In 1911 the province was divided into 24 districts: Ganjam, Vizagapatam (Visakha-patnam), Godavari, Krishna, Kurnool, Nellore, Cuddapah, Anantapur, Bellary, North Arcot, South Arcot, Chingleput, Madras, Salem, South Canara, Malabar, Coimbatore, Tiruchirapalli, Tanjore, Madurai, Tirunelveli, the Nilgiris, and Guntur, each under the charge of a collector, with sub-collectors and assistants.
The principle of local devolution was carried somewhat further in Madras than in other Raj provinces. At the bottom were union panchayats or village committees, whose chief duty was to attend to sanitation. Above them came taluk or subdivisional boards. At the head of all were district boards, a portion of whose members are elected by the taluk boards.
Five princely states fell under the political authority of Madras Presidency: Banganapalle, Cochin, Pudukkottai, Sandur and Travancore.

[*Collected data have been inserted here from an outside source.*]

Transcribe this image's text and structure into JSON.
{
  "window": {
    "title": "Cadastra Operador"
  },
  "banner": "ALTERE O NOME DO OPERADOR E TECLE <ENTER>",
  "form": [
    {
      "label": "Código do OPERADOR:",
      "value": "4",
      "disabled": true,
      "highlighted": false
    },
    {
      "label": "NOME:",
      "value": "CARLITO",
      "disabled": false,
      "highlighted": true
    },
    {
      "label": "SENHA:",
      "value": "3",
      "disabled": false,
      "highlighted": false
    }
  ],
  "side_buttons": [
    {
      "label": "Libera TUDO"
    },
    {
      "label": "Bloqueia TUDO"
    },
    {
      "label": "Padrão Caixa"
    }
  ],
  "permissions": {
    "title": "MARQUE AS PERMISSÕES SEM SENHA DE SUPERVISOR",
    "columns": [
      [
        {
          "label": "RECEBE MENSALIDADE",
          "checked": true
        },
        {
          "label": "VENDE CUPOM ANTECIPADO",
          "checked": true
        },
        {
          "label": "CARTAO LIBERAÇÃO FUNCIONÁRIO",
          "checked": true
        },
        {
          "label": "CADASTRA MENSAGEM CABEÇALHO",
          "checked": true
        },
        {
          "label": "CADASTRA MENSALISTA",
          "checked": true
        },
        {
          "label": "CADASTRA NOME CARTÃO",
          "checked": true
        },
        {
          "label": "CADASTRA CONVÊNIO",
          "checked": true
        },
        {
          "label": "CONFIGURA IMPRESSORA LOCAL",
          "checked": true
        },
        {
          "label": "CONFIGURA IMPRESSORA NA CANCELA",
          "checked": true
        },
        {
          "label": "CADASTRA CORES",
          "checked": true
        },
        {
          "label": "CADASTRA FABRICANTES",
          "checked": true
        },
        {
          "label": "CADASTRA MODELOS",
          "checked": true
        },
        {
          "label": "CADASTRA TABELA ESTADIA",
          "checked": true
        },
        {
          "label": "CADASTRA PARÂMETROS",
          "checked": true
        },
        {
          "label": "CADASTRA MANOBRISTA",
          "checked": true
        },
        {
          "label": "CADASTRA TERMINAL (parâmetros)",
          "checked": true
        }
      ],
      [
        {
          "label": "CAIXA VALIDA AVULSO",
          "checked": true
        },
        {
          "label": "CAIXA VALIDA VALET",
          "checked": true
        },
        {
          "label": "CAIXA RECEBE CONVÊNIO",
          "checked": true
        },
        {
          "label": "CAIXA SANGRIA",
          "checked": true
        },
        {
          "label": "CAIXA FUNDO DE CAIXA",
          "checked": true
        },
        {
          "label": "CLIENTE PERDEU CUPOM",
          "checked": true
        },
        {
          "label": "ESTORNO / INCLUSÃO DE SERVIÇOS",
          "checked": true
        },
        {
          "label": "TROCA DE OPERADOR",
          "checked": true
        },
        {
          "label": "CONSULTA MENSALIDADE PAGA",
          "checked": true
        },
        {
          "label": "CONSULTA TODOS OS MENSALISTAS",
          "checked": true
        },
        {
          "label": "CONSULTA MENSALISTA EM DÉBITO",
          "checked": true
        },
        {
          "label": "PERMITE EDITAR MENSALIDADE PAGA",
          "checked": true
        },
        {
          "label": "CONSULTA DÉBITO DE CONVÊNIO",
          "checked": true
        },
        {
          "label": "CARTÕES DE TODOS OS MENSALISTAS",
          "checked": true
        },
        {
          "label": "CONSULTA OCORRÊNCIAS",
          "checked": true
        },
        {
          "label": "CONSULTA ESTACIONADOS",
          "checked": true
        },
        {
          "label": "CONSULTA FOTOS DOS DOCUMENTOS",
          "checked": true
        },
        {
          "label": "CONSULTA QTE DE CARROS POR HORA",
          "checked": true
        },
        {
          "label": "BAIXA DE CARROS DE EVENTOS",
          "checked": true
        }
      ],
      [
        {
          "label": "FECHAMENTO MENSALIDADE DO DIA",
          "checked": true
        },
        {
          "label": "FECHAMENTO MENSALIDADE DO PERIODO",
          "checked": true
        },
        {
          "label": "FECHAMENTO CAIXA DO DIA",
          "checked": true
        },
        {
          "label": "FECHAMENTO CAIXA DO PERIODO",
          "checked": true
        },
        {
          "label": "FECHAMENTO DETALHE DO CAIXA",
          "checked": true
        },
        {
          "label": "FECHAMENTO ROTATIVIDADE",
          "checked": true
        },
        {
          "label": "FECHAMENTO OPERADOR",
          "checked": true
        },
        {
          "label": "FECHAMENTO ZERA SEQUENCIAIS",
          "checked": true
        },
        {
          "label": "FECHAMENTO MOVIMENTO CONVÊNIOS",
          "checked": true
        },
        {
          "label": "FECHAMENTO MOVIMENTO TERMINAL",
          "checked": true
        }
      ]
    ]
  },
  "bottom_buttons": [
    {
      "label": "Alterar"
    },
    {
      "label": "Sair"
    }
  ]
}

After India's Independence
Madras Presidency was reconstituted as Madras state soon after India's independence in 1947. In 1953 the Rayalaseema and coastal Andhra regions became the new state of Andhra Pradesh, and Bellary district became part of Mysore state. In 1956 South Kanara district was transferred to Mysore, the Malabar Coast districts became part of the new state of Kerala, and Madras state, renamed Tamil Nadu in 1968, and took its present shape.